“If one member suffers in the body of Christ which is the Church, all members suffer with that member.” 1 Corinthians 12:26.
Catholic teaching regarding praying for the dead is connected with scripture, tradition and the doctrine of the communion of saints, which is part of the Creed.
As Catholics, we believe those who have died are separated from us physically, though spiritually they remain connected to us. Death does not sever the bonds of communion. Catholic tradition holds that when a person dies; if they are in a state of grace – they will enter heaven; if they reject God; they enter hell; and if throughout their lives they showed by works of charity and/or profession of belief in God; though they are not be in a state of grace; they enter Purgatory.
The theology of Purgatory developed over the course of time. The Church understands that Jesus completes the work of God; and sees its role as now realizing that work. Over history, the Church refers to scripture, tradition and practice to discern its role. Through this process, Purgatory has come to be defined as the state of those who die in God’s friendship, but are need of purification; so as to achieve the necessary to enter the joy of heaven. The Church holds it is possible for people to assist those who have gone before us by way of prayer and works of charity.
Within the Catholic tradition then, this is the purpose behind the various forms of prayer for the dead. We ask God during these prayers foremost to be merciful to the deceased; to forgive them their sins, to welcome them into paradise and to comfort those in grief. It is worthy then for us to pray for these intentions. Our belief as Catholics, based on scripture is that Christ is not deaf to our prayers for our loved ones and all the deceased in that part of the Kingdom; referred to as Purgatory.
Catholic tradition to pray for the dead is found in Scripture and tradition where the living offer to God to graciously accept good works on behalf of the souls of the deceased to remit some part or all of the deceased’s atonement. This is referred to as obtaining an indulgence for the deceased.
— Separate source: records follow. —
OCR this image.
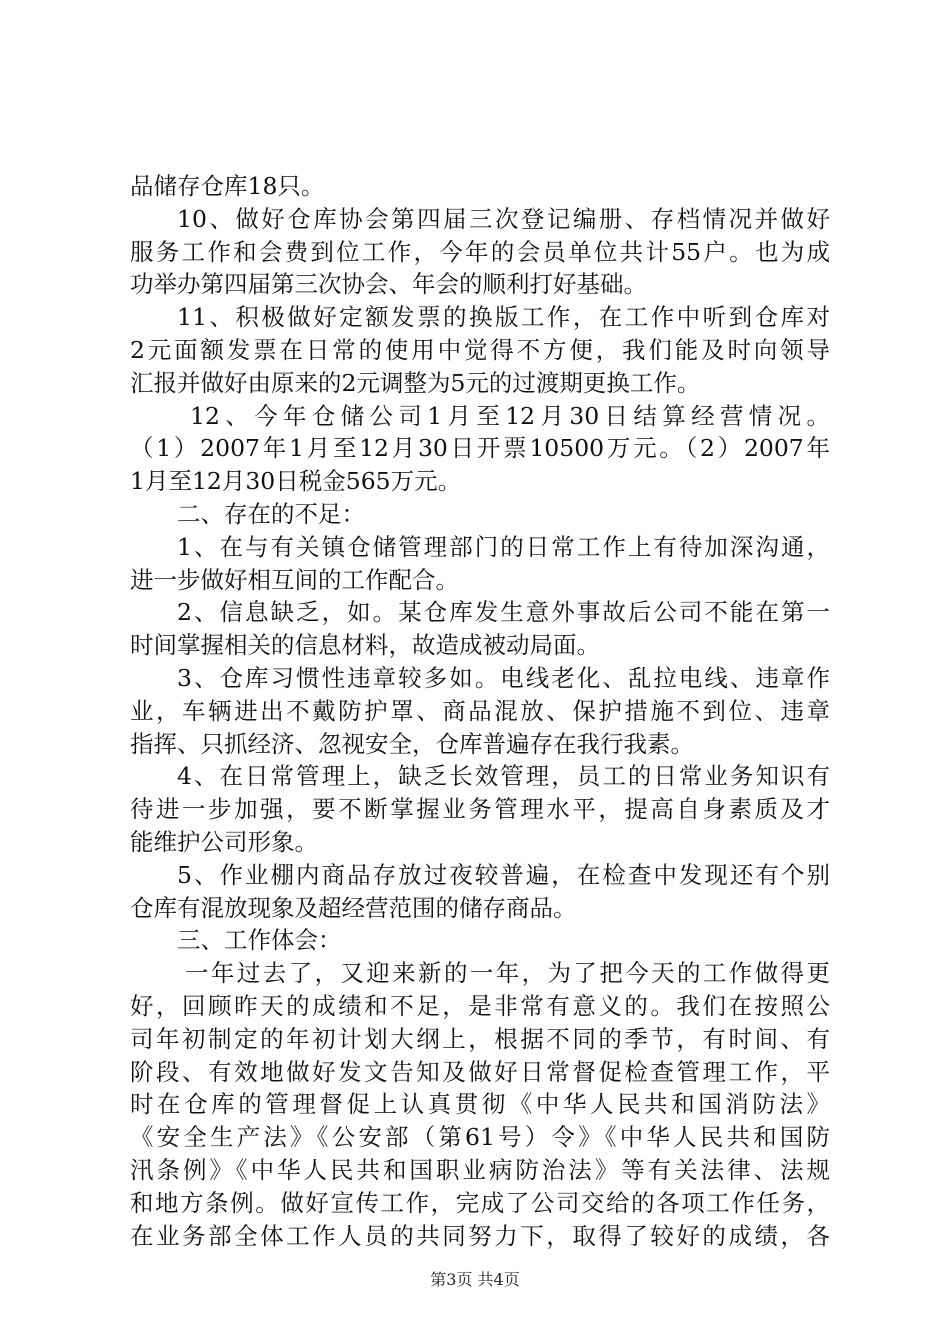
品储存仓库18只。
10、做好仓库协会第四届三次登记编册、存档情况并做好
服务工作和会费到位工作，今年的会员单位共计55户。也为成
功举办第四届第三次协会、年会的顺利打好基础。
11、积极做好定额发票的换版工作，在工作中听到仓库对
2元面额发票在日常的使用中觉得不方便，我们能及时向领导
汇报并做好由原来的2元调整为5元的过渡期更换工作。
12、今年仓储公司1月至12月30日结算经营情况。
（1）2007年1月至12月30日开票10500万元。（2）2007年
1月至12月30日税金565万元。
二、存在的不足：
1、在与有关镇仓储管理部门的日常工作上有待加深沟通，
进一步做好相互间的工作配合。
2、信息缺乏，如。某仓库发生意外事故后公司不能在第一
时间掌握相关的信息材料，故造成被动局面。
3、仓库习惯性违章较多如。电线老化、乱拉电线、违章作
业，车辆进出不戴防护罩、商品混放、保护措施不到位、违章
指挥、只抓经济、忽视安全，仓库普遍存在我行我素。
4、在日常管理上，缺乏长效管理，员工的日常业务知识有
待进一步加强，要不断掌握业务管理水平，提高自身素质及才
能维护公司形象。
5、作业棚内商品存放过夜较普遍，在检查中发现还有个别
仓库有混放现象及超经营范围的储存商品。
三、工作体会：
一年过去了，又迎来新的一年，为了把今天的工作做得更
好，回顾昨天的成绩和不足，是非常有意义的。我们在按照公
司年初制定的年初计划大纲上，根据不同的季节，有时间、有
阶段、有效地做好发文告知及做好日常督促检查管理工作，平
时在仓库的管理督促上认真贯彻《中华人民共和国消防法》
《安全生产法》《公安部（第61号）令》《中华人民共和国防
汛条例》《中华人民共和国职业病防治法》等有关法律、法规
和地方条例。做好宣传工作，完成了公司交给的各项工作任务，
在业务部全体工作人员的共同努力下，取得了较好的成绩，各
第3页 共4页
The Catholic Church holds that by our bond with the deceased through the communion of saints; that we form a single reality between the living and deceased; similar to our supporting our fellow brothers and sisters in this world with prayer and acts of charity; our prayers and acts of charity can assist those who have gone before us. This is done by various examples from consoling the family; to assisting the family in the funeral preparation to partaking in various liturgies especially in the celebration of the Mass and praying for the dead. The tradition of the Funeral Mass arose when St. Augustine’s mother was dying and she told her sons, “Lay this body anywhere and do not let the care of it be a trouble to you… only this I ask: that you remember me at the Lord’s altar, wherever
Within Scripture, in the Old Testament; prayers for the dead are mentioned in 2 Maccabees 12:43-45. “When Judas and his men came to take away the bodies of their fallen brethren for burial, they found under the coats of the slain …idols of Jamnia which the Commandments forbid… so betaking themselves to prayer, they be sought God, that the sin which had been committed be forgotten… they offered sacrifice for the sins of the dead”. In the New Testament, in 2 Timothy 1:16-18, it reads as follows, “May the Lord show mercy to the household of Onesiphorus, because he often refreshed me and was not afraid of my chains. On the contrary, when he was in Rome, he searched hard for me until he found me. May the Lord grant that he will find mercy from the Lord on that day!”
There is evidence from the early Church leaders of praying for the dead – Tertullian d230 mentions praying for the dead not as a concession to sentiment, but as a duty. St. Augustine, at the end of the ninth book of his Confessions prays for his deceased mother, Monica. Praying for the dead became part of the Eucharistic prayer liturgy in the early church also, often with the names of the deceased included in the Eucharist prayer.
This tradition of over 2000 years still continues in the Eucharistic prayer. Based on Scripture and tradition, the Roman Catholic Liturgy for the Dead has prayers for the deceased; prayers for those who left behind; prayers for all those who have died and prayers asking God to forgive sins throughout the Mass and other funeral liturgies. The Liturgy of the Word reminds the people of the Resurrection of the body and the Liturgy of the Eucharist is offered as the ultimate prayer for the soul of the deceased; following tradition upon the wish of St. Augustine’s mother, Monica.